Под вечер все московское войско вернулось в свой лагерь. Армия литвинов отошла за Басю. За время боя они захватили семь пушек и пятнадцать боевых знамен противника. В плен попал наемный московитский полковник фон Буковен — его за волосы с коня стащил сам Кмитич, узнав по внешности старшего офицера-наемника. Долгорукий потерял убитыми и ранеными почти тысячу двести человек. Шляхтич Ян Пачабут-Одленицкий в своих записях сетовал на тяжелые потери литвинского войска: «Гэты дзень, заліты крывею, паклаў на месцы шмат годных маладых людзей і сыноў мілай айчы-ны…» В центре битвы потери Сапеги составили около 600 человек — вдвое больше, чем на обоих флангах. Но Сапега был рад: Долгорукому, у которого войск было почти втрое больше, «дали прикурить», сорвали его планы, в плен попал ненавистный Адам Кашанский, изменник, шляхтич, что однажды уже переходил на сторону врага, вернулся, его простили, и вот он вновь в армии Москвы, второй раз предал родину. Литвины решили больше не прощать негодяя. Его приговорили к смертной казни, но Великий гетман заменил бочку с порохом, на которую решили посадить Кашанского, на более благородную экзекуцию — расстрел, видимо, увидев в обли-чьи Кашанского и самого себя.

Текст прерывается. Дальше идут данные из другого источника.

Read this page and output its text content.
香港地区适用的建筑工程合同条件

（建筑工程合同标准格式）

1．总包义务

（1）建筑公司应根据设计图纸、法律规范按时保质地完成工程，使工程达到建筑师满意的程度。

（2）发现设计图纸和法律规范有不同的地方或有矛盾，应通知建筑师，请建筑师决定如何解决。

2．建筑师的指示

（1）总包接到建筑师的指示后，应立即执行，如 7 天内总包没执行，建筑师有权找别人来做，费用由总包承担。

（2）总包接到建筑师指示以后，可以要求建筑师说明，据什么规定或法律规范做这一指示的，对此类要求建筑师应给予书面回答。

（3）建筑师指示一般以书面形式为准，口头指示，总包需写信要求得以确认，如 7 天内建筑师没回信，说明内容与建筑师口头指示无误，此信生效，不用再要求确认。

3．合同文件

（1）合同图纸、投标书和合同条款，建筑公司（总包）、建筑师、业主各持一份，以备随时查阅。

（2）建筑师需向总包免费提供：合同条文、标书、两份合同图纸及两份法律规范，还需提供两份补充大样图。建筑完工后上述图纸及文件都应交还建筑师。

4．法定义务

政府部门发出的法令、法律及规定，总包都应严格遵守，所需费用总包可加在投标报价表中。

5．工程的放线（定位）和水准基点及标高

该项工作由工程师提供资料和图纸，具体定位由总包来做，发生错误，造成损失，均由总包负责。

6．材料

Как бы не печалились литвины из-за погибших товарищей, моральная победа все же была на их стороне — враг понес намного большие потери. Викторию над московским войском отметили вином, распеванием гимна «Цябе, Божа, хвалім!». Сапега, поднимая кубок перед войском, громко сказал слова, что очень понравились Кмитичу: «Если бы всегда литвины хотели так отважно сражаться, то весь свет бы под нашим могуществом был!» И ему вторили раскатистые салюты из пушек, которые сильно напугали московитов, подумавших, что к Сапеге прибыло подкрепление и литвины собираются вновь атаковать отступивших неприятелей. Царские солдаты похватали мушкеты и сидели, ожидая нового штурма, до самого утра. Однако через несколько дней уже в московском лагере также началось что-то невероятное: стрельба пушек, радостные крики людей, песни — аж земля содрогалась от грохота орудий и мушкетов!